By spring, Saks will tie the system into a customer-relationship-management system on which it's working. That will let it add functions next year, including a more-sophisticated tool for displaying purchase histories and data fields for special dates. If customers provide the data, clerks can offer birthday reminders or target specialty items or sales to customers based on past purchases.
In the grocery world, most attention is on radio-frequency identification, an effort still in testing that's aimed at tracking inventory more efficiently. Yet plenty of proven technologies are being put to use to improve efficiency. Grocer Pathmark Stores Inc. has semiautomated the arduous process of taking inventory at the end of every month's accounting cycle. It has cut inventory time in half, using handheld scanners from Symbol Technologies Inc. to upload data wirelessly to an inventory application, eliminating the need to key in data. RFID eventually will replace this type of system, but for now it isn't mature enough, says Bob Schoening, senior VP and CIO at Pathmark.

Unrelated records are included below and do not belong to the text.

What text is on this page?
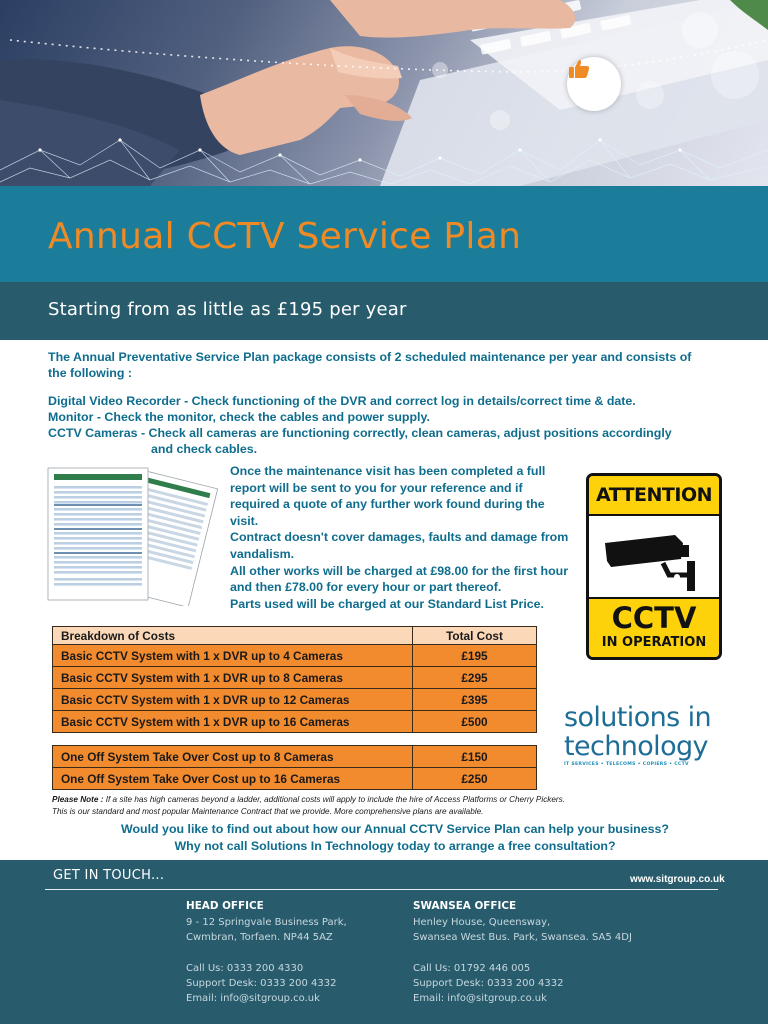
Annual CCTV Service Plan
Starting from as little as £195 per year

The Annual Preventative Service Plan package consists of 2 scheduled maintenance per year and consists of the following :

Digital Video Recorder - Check functioning of the DVR and correct log in details/correct time & date.
Monitor - Check the monitor, check the cables and power supply.
CCTV Cameras - Check all cameras are functioning correctly, clean cameras, adjust positions accordingly
and check cables.
Once the maintenance visit has been completed a full report will be sent to you for your reference and if required a quote of any further work found during the visit.
Contract doesn't cover damages, faults and damage from vandalism.
All other works will be charged at £98.00 for the first hour and then £78.00 for every hour or part thereof.
Parts used will be charged at our Standard List Price.
ATTENTION
CCTV
IN OPERATION
Breakdown of Costs	Total Cost
Basic CCTV System with 1 x DVR up to 4 Cameras	£195
Basic CCTV System with 1 x DVR up to 8 Cameras	£295
Basic CCTV System with 1 x DVR up to 12 Cameras	£395
Basic CCTV System with 1 x DVR up to 16 Cameras	£500
One Off System Take Over Cost up to 8 Cameras	£150
One Off System Take Over Cost up to 16 Cameras	£250
solutions in
technology
IT SERVICES • TELECOMS • COPIERS • CCTV
Please Note : If a site has high cameras beyond a ladder, additional costs will apply to include the hire of Access Platforms or Cherry Pickers.
This is our standard and most popular Maintenance Contract that we provide. More comprehensive plans are available.
Would you like to find out about how our Annual CCTV Service Plan can help your business?
Why not call Solutions In Technology today to arrange a free consultation?
GET IN TOUCH...	www.sitgroup.co.uk
HEAD OFFICE
9 - 12 Springvale Business Park,
Cwmbran, Torfaen. NP44 5AZ
Call Us: 0333 200 4330
Support Desk: 0333 200 4332
Email: info@sitgroup.co.uk
SWANSEA OFFICE
Henley House, Queensway,
Swansea West Bus. Park, Swansea. SA5 4DJ
Call Us: 01792 446 005
Support Desk: 0333 200 4332
Email: info@sitgroup.co.uk
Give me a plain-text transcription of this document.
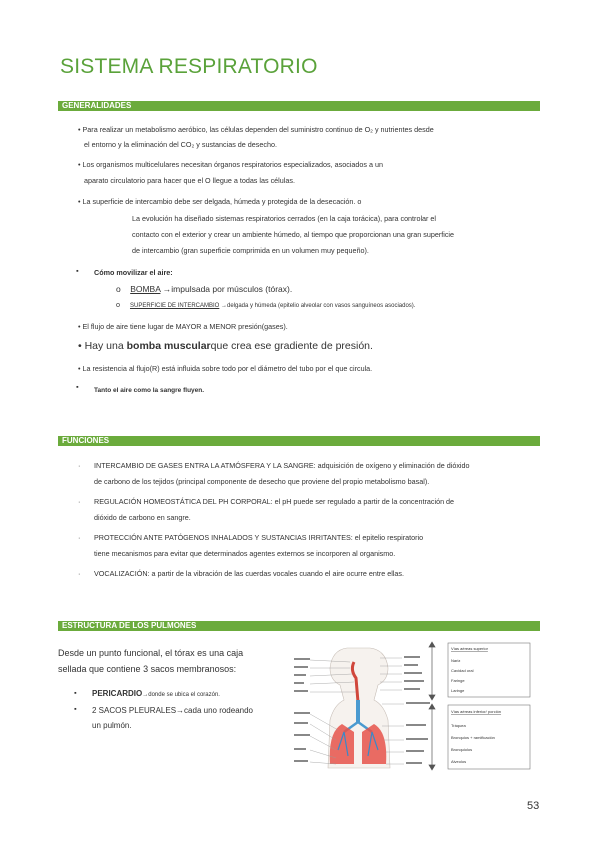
SISTEMA RESPIRATORIO
GENERALIDADES
• Para realizar un metabolismo aeróbico, las células dependen del suministro continuo de O₂ y nutrientes desde
el entorno y la eliminación del CO₂ y sustancias de desecho.
• Los organismos multicelulares necesitan órganos respiratorios especializados, asociados a un
aparato circulatorio para hacer que el O llegue a todas las células.
• La superficie de intercambio debe ser delgada, húmeda y protegida de la desecación. o
La evolución ha diseñado sistemas respiratorios cerrados (en la caja torácica), para controlar el
contacto con el exterior y crear un ambiente húmedo, al tiempo que proporcionan una gran superficie
de intercambio (gran superficie comprimida en un volumen muy pequeño).
▪ Cómo movilizar el aire:
o    BOMBA →impulsada por músculos (tórax).
o     SUPERFICIE DE INTERCAMBIO →delgada y húmeda (epitelio alveolar con vasos sanguíneos asociados).
• El flujo de aire tiene lugar de MAYOR a MENOR presión(gases).
• Hay una bomba muscularque crea ese gradiente de presión.
• La resistencia al flujo(R) está influida sobre todo por el diámetro del tubo por el que circula.
▪ Tanto el aire como la sangre fluyen.
FUNCIONES
· INTERCAMBIO DE GASES ENTRA LA ATMÓSFERA Y LA SANGRE: adquisición de oxígeno y eliminación de dióxido
de carbono de los tejidos (principal componente de desecho que proviene del propio metabolismo basal).
· REGULACIÓN HOMEOSTÁTICA DEL PH CORPORAL: el pH puede ser regulado a partir de la concentración de
dióxido de carbono en sangre.
· PROTECCIÓN ANTE PATÓGENOS INHALADOS Y SUSTANCIAS IRRITANTES: el epitelio respiratorio
tiene mecanismos para evitar que determinados agentes externos se incorporen al organismo.
· VOCALIZACIÓN: a partir de la vibración de las cuerdas vocales cuando el aire ocurre entre ellas.
ESTRUCTURA DE LOS PULMONES
Desde un punto funcional, el tórax es una caja
sellada que contiene 3 sacos membranosos:
▪ PERICARDIO→donde se ubica el corazón.
▪ 2 SACOS PLEURALES→cada uno rodeando
un pulmón.
Vías aéreas superior
Nariz
Cavidad oral
Faringe
Laringe
Vías aéreas inferior/ porción
Tráquea
Bronquios + ramificación
Bronquiolos
Alveolos
53
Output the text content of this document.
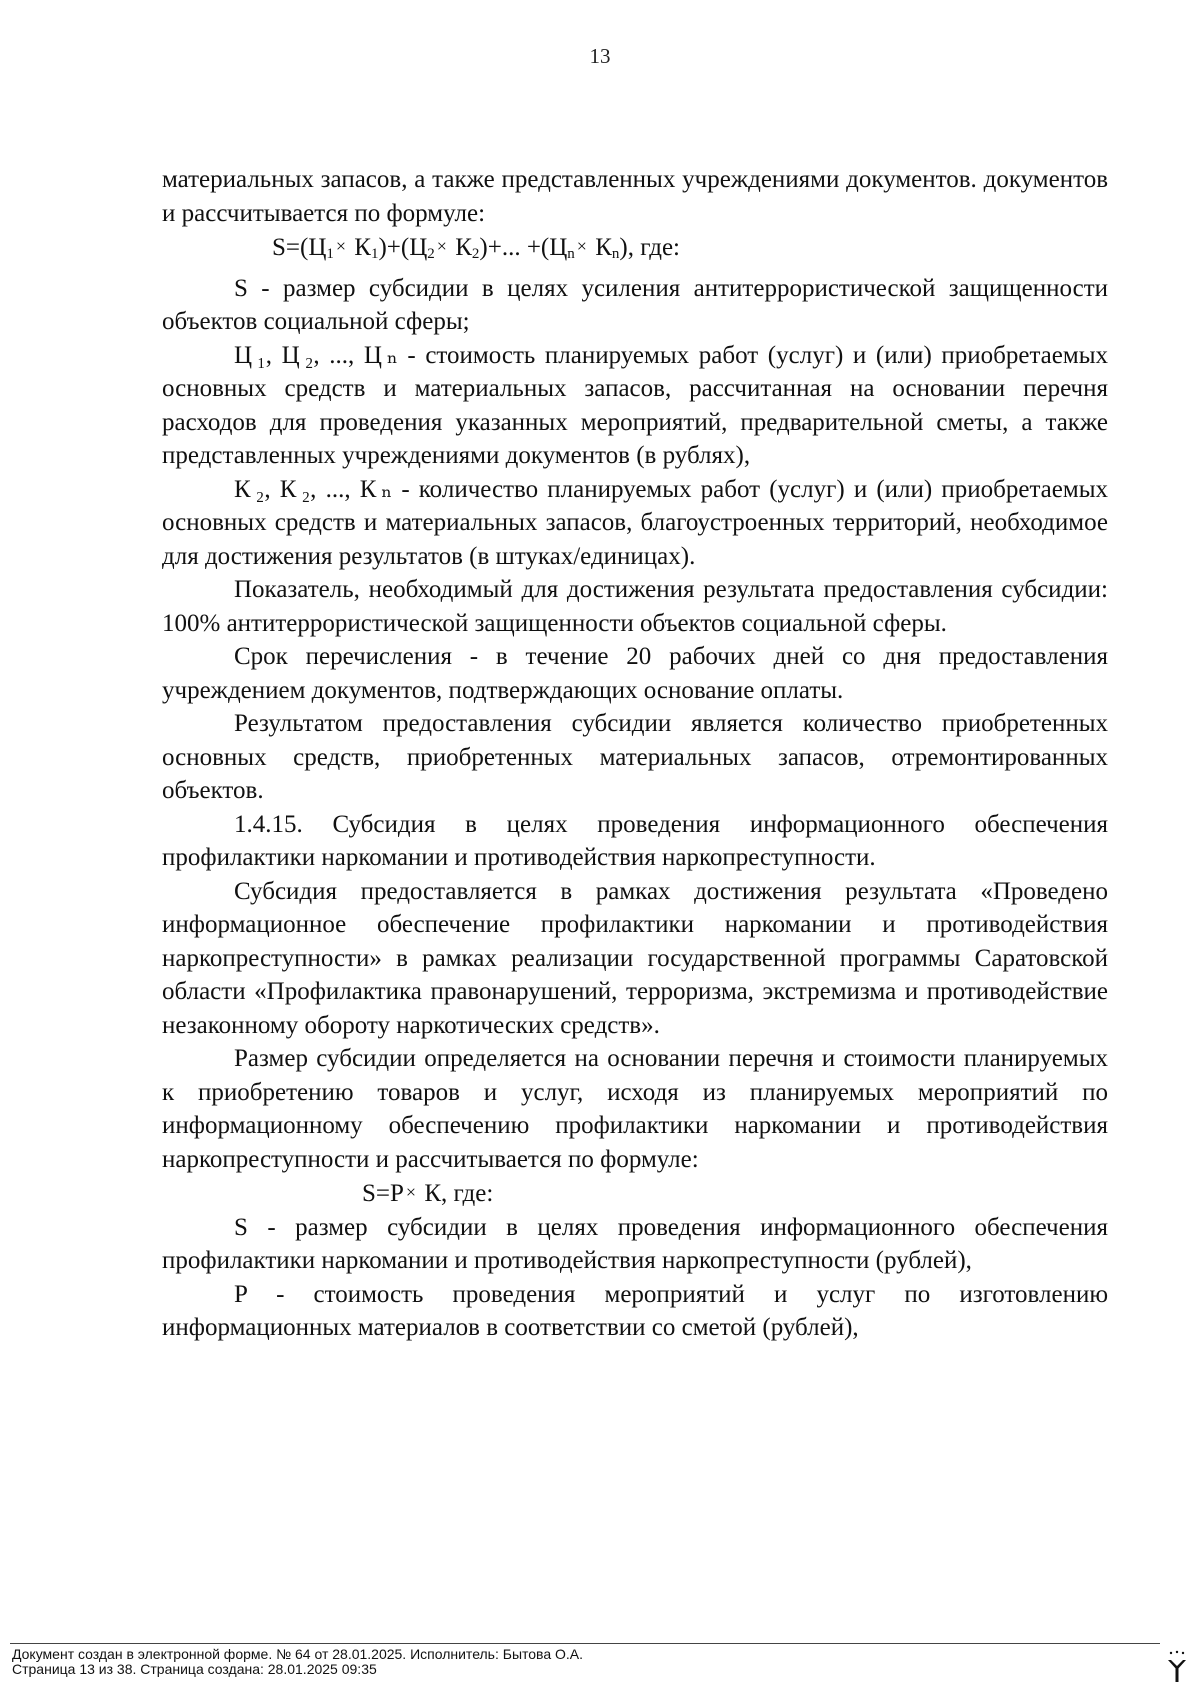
13

материальных запасов, а также представленных учреждениями документов. документов и рассчитывается по формуле:

$S=(Ц_1 \times К_1)+(Ц_2 \times К_2)+$... $+(Ц_n \times К_n)$, где:

S - размер субсидии в целях усиления антитеррористической защищенности объектов социальной сферы;

Ц ₁, Ц ₂, ..., Ц ₙ - стоимость планируемых работ (услуг) и (или) приобретаемых основных средств и материальных запасов, рассчитанная на основании перечня расходов для проведения указанных мероприятий, предварительной сметы, а также представленных учреждениями документов (в рублях),

К ₂, К ₂, ..., К ₙ - количество планируемых работ (услуг) и (или) приобретаемых основных средств и материальных запасов, благоустроенных территорий, необходимое для достижения результатов (в штуках/единицах).

Показатель, необходимый для достижения результата предоставления субсидии: 100% антитеррористической защищенности объектов социальной сферы.

Срок перечисления - в течение 20 рабочих дней со дня предоставления учреждением документов, подтверждающих основание оплаты.

Результатом предоставления субсидии является количество приобретенных основных средств, приобретенных материальных запасов, отремонтированных объектов.

1.4.15. Субсидия в целях проведения информационного обеспечения профилактики наркомании и противодействия наркопреступности.

Субсидия предоставляется в рамках достижения результата «Проведено информационное обеспечение профилактики наркомании и противодействия наркопреступности» в рамках реализации государственной программы Саратовской области «Профилактика правонарушений, терроризма, экстремизма и противодействие незаконному обороту наркотических средств».

Размер субсидии определяется на основании перечня и стоимости планируемых к приобретению товаров и услуг, исходя из планируемых мероприятий по информационному обеспечению профилактики наркомании и противодействия наркопреступности и рассчитывается по формуле:

S=P × К, где:

S - размер субсидии в целях проведения информационного обеспечения профилактики наркомании и противодействия наркопреступности (рублей),

P - стоимость проведения мероприятий и услуг по изготовлению информационных материалов в соответствии со сметой (рублей),

Документ создан в электронной форме. № 64 от 28.01.2025. Исполнитель: Бытова О.А.
Страница 13 из 38. Страница создана: 28.01.2025 09:35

Voice over IP has fallen into the promising-but-immature category at Boscov's Department Stores LLC for the past three years, plagued by echoes and software incompatibilities, says senior VP and CIO Harry Roberts. But after successful tests last year, the company plans to install VoIP over the next two to three years at all 41 stores. Roberts estimates the project will cost "hundreds of thousands of dollars," but it will cut communication costs between stores and call centers. Plus, it will allow new services, such as letting employees with the software on their laptops use their office phone extension at home. Other initiatives include using wireless devices in distribution centers to ease taking inventory.
Retailers will continue working with relatively slim IT budgets, but that doesn't mean they aren't ready to selectively embrace the right projects. Consider this year's Oracle-SAP bidding war for merchandising software company Retek. Oracle won--making a big bet that there's a lot of software-buying ahead for this industry.